After the loss of our cat four years ago
I had a strong feeling to visit the local shelter
and I announced this at the supper table
“I’m going to see if I can find another cat tomorrow.”
I went and looked but no kitty and I made a connection.
I had never owned a dog however
I went into the dog room for a look and
to say hello to the poor things.
One caught my eye as she looked just
like a chocolate lab – a type of dog I always liked.
I said hello to her and kept moving down the line.
Suddenly I heard a whimper and
when I turned around the chocolate lab wannabe was
bowing her head and raising her paw to me.
We fell in love right then and there.
I filled out the papers and took her home!
She immediately made herself at home and part of our family.
At the end of the week she had a vet appointment.
The vet asked me
“How do you feel about puppies?”
I said “She is a spayed female…”
The vet begged to differ and 2 weeks later Ruby delivered 9 puppies!
That is the story of how Ruby came to be in my life.

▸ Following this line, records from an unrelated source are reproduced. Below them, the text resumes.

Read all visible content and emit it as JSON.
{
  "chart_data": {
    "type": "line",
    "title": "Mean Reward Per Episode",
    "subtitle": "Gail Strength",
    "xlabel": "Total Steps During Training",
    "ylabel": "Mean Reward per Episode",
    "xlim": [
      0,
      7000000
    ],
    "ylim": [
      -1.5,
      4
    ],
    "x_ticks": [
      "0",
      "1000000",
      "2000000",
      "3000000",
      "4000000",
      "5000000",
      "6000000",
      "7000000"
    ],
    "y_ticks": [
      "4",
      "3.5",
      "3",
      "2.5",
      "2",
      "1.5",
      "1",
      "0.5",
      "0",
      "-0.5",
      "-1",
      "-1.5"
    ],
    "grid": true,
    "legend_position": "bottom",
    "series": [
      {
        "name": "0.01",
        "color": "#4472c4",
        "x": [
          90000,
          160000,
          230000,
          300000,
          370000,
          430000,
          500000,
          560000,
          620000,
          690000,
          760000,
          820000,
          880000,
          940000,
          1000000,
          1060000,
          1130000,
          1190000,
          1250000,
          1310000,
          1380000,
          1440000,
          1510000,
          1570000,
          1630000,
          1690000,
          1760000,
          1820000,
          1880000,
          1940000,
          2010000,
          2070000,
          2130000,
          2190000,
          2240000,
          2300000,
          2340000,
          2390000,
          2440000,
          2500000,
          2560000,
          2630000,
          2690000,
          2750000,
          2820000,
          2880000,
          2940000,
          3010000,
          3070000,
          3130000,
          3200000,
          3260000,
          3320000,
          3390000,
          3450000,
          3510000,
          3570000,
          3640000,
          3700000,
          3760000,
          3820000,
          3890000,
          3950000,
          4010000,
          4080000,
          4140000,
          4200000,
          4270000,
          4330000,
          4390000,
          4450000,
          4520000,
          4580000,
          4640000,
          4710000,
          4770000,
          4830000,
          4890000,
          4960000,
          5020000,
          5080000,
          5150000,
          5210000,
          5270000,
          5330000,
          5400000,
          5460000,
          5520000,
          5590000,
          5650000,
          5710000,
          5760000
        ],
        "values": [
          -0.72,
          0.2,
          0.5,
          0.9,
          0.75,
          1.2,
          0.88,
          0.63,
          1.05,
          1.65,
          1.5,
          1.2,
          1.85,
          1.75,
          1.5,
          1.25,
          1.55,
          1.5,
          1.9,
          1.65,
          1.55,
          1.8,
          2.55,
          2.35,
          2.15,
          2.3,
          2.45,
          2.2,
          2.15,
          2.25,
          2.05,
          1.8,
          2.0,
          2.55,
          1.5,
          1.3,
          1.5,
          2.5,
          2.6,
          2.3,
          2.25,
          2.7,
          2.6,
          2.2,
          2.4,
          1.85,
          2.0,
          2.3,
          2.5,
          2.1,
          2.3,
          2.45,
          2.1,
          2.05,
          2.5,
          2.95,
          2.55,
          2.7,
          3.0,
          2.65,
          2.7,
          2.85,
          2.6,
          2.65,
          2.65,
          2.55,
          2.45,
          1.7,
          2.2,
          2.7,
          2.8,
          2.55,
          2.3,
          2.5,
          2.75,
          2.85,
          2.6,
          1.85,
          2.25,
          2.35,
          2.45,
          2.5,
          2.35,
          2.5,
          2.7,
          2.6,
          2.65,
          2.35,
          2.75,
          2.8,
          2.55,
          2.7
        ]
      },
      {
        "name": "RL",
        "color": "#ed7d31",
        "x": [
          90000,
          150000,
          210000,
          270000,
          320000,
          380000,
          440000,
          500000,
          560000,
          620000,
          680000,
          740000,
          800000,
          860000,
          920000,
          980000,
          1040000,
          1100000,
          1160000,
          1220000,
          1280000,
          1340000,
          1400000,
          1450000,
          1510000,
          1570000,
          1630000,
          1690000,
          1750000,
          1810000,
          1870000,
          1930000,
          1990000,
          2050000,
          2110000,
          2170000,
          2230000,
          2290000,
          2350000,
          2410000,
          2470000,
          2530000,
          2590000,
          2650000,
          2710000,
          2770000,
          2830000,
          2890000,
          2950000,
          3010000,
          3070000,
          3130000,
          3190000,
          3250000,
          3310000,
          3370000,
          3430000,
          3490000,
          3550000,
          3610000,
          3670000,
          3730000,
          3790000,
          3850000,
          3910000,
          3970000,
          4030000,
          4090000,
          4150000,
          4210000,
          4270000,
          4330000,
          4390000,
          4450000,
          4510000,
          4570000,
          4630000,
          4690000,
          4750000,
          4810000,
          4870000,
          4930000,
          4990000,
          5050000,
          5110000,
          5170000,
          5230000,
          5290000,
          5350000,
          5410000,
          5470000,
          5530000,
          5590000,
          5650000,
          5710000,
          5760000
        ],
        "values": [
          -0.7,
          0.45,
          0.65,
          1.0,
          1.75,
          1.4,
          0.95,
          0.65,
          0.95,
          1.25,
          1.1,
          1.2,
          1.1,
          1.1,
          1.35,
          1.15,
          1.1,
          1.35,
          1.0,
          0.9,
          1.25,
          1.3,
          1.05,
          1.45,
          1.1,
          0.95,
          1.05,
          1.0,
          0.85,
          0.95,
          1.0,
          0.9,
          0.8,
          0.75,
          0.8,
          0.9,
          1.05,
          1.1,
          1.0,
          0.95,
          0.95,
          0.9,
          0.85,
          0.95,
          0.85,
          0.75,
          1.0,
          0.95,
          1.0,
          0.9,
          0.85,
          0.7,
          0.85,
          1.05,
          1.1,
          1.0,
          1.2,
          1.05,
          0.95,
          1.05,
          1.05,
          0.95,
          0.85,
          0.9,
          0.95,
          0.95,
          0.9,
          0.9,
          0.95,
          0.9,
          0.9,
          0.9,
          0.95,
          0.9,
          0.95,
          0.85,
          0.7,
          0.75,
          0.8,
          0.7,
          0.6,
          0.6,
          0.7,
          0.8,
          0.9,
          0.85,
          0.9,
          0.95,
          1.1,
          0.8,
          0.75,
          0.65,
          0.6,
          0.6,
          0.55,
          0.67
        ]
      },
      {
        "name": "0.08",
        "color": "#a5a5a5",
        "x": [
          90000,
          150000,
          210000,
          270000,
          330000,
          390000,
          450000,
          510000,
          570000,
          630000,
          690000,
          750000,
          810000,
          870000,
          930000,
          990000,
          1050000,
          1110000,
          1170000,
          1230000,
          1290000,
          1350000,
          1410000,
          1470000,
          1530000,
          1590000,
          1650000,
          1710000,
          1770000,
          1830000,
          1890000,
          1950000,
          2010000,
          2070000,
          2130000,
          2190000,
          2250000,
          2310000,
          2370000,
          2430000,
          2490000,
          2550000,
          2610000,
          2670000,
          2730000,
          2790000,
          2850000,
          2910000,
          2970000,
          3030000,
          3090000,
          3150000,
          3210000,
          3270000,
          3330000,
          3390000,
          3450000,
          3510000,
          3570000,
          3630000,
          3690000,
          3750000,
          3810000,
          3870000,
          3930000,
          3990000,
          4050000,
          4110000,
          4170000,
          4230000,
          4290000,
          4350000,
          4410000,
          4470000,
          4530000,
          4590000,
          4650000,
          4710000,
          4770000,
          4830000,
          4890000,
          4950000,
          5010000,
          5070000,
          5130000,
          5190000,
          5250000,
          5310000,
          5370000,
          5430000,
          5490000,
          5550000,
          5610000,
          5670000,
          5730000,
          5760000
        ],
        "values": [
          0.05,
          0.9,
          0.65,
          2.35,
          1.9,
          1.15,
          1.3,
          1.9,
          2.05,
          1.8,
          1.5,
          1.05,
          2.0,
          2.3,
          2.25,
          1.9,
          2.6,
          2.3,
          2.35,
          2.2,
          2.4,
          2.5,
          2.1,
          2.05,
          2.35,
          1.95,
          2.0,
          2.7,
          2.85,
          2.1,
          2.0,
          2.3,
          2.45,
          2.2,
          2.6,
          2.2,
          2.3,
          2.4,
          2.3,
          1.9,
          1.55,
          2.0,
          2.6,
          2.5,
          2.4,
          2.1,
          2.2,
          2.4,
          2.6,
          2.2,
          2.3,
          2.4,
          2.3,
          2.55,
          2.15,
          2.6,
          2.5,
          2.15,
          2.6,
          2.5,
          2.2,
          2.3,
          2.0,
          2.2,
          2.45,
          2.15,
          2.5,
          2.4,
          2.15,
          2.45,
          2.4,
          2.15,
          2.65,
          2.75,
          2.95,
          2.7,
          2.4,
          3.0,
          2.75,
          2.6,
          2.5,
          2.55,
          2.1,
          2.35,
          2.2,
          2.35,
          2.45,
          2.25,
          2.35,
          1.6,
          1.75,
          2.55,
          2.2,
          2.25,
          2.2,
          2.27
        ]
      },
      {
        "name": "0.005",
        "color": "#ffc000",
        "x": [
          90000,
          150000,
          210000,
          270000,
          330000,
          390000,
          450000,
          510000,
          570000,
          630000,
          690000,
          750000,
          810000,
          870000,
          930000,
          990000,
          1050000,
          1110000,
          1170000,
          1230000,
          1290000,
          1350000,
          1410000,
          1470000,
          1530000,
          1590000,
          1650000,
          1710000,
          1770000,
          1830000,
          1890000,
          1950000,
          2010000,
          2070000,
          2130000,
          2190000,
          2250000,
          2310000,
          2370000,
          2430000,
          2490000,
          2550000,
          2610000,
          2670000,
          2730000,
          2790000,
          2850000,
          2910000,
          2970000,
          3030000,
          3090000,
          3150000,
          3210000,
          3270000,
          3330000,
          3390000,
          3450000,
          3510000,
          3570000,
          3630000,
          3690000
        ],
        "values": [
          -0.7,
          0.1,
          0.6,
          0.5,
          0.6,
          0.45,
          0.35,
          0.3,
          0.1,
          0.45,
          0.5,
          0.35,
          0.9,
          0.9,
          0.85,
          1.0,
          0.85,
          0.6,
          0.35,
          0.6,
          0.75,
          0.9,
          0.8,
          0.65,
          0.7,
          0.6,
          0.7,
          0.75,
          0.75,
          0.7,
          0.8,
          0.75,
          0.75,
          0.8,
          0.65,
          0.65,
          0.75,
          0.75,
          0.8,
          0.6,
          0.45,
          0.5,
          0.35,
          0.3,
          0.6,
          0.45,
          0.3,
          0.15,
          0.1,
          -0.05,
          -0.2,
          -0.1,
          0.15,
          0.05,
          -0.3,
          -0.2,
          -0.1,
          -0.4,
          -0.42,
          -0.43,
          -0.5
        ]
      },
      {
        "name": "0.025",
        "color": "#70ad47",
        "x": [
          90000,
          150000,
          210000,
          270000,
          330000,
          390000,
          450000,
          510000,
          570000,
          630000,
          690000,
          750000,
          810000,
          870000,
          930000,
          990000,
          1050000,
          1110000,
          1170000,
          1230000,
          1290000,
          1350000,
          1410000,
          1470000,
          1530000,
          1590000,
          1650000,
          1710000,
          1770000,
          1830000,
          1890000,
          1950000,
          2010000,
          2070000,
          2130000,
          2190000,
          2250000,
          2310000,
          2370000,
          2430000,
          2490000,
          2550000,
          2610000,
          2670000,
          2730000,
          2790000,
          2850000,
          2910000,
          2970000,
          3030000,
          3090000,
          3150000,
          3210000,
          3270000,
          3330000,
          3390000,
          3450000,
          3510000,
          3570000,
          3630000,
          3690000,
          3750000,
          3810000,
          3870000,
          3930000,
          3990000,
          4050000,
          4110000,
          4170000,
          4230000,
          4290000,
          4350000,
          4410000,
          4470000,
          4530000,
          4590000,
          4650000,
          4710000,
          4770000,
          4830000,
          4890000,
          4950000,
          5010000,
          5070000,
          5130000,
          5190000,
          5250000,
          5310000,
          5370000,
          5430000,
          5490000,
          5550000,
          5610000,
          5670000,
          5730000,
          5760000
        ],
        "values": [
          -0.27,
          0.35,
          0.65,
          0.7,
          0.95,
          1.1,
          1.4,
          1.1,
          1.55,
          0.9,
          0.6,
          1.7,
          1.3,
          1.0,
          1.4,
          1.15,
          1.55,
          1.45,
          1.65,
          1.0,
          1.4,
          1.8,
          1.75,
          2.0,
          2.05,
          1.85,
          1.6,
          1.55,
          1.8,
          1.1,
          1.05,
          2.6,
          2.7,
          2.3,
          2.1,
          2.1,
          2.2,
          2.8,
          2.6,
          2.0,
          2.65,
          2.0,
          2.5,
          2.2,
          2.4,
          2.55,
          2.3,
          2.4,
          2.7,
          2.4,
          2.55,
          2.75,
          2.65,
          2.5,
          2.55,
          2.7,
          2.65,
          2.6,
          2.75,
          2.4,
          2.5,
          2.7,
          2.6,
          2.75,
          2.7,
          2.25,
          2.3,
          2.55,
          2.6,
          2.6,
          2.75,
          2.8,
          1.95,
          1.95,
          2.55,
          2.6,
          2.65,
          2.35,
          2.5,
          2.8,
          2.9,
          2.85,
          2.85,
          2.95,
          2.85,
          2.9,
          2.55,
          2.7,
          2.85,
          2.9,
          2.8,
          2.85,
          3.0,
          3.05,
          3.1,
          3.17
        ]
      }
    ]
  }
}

The way she left my life was a shock.
Yesterday morning I got up at 5:45 and
called to her to let her out. She didn’t come.
I went to her pillow and she appeared to be asleep in her favorite position
yet “my girl my Ruby” was not asleep she was dead.
My heart & soul screamed in grief.
She was not sick had played at the park the day before
had been eating fine etc.
The night before my husband had let her out for the usual
let her in and said goodnight just like always
we had no clue!!
We never knew her exact age
but with the vet’s help we determined
she was about 6 to 8 yrs old now.
She was ours for the past 4 years.
Ruby was a great dog and I will always feel
that it was some type of divine intervention
that had sent me to the shelter that cold February day.
I was rewarded a million times over for rescuing her
and will always be thankful that I had such a beautiful dog to love.
The story of how she and I came
to be “friends”
will always be a part of our family history.
I know in time I will be comforted by memories and
to know she died peacefully in her sleep on her own pillow….
but right now my grief is very painful.
Little things are the hardest…
the leash hanging on the hook
her not being at my feet or following me constantly
her nose nudging me for a cookie…
the things that are just part of life with a dog.
I have always likened the story of Ruby and
I to a love story…and this one has a sad ending.
I have had this quote on my fridge for months.
It is by Charles Ogburn.
“Happiness to a dog is what lies on the other side of a door.”
Goodbye “My Ruby Girl.” Rest In Peace.
for reading my words and
allowing me some release for my grief.